Minister for Health Simon Harris has said it is “perfectly appropriate” for the Medical Council to put out factual information despite being a regulatory body.
The Medical Council expressed concern on Monday “at the levels of inaccurate information” in the public domain as a result of problems in the operation of the national cervical cancer screening programme.
Dr Rita Doyle, president of the Medical Council said the CervicalCheck programme has decreased the mortality rate by 7 per cent year-on-year since its inception, thus reducing the number of women who die from cervical cancer.
“This in itself is a good news story but [it] has been somewhat lost in the varying issues that have emerged,” she said.
Speaking to RTÉ in Belfast on Tuesday, Mr Harris said: “I don’t think the role of the Medical Council in terms of promoting good factual medical information and also the role they have in relation to a regulatory function, I don’t think they are mutually exclusive.
“I think it’s perfectly appropriate for a medical council, for a medical body to put out factual medical information that can help reassure the public in relation to screening programmes that we know saves lives.”

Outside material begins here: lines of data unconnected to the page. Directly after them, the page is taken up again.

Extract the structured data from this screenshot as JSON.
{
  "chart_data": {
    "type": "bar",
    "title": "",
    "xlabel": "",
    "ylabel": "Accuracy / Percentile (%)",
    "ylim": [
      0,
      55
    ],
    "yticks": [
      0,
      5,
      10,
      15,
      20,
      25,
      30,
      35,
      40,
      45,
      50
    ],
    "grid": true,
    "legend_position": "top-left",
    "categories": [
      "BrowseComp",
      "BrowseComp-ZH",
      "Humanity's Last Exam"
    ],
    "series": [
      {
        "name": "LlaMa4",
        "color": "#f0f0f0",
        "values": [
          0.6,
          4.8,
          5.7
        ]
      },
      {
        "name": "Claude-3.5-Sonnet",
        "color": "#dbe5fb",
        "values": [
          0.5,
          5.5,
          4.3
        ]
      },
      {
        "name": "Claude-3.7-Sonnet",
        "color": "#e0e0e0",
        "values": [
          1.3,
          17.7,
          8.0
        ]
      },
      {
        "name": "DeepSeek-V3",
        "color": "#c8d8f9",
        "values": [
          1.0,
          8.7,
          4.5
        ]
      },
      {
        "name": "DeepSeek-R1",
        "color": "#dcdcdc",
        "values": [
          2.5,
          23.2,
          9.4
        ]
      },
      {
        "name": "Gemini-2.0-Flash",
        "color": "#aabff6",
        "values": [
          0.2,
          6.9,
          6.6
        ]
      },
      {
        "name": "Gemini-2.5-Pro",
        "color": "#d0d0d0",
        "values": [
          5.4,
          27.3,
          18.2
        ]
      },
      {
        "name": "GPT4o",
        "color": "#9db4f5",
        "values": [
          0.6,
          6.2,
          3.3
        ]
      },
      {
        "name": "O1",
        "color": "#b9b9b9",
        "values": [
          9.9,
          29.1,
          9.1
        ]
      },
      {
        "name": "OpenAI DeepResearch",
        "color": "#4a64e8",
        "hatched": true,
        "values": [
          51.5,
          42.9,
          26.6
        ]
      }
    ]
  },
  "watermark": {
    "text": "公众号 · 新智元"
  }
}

Mr Harris said on Monday that it was a “very welcome” statement from Dr Doyle, highlighting the “importance of our screening programmes, positive impacts they have had on reducing cancer rates and concern about inaccurate information”.
Dr Doyle said women should be encouraged to take part in the screening process “in the full knowledge that it is a screening test and not a diagnostic one”.
“The fact is, cancer screening saves lives every week however screening is not a diagnostic exercise and there is an acceptable norm of false negative and indeed false positive results,” she said.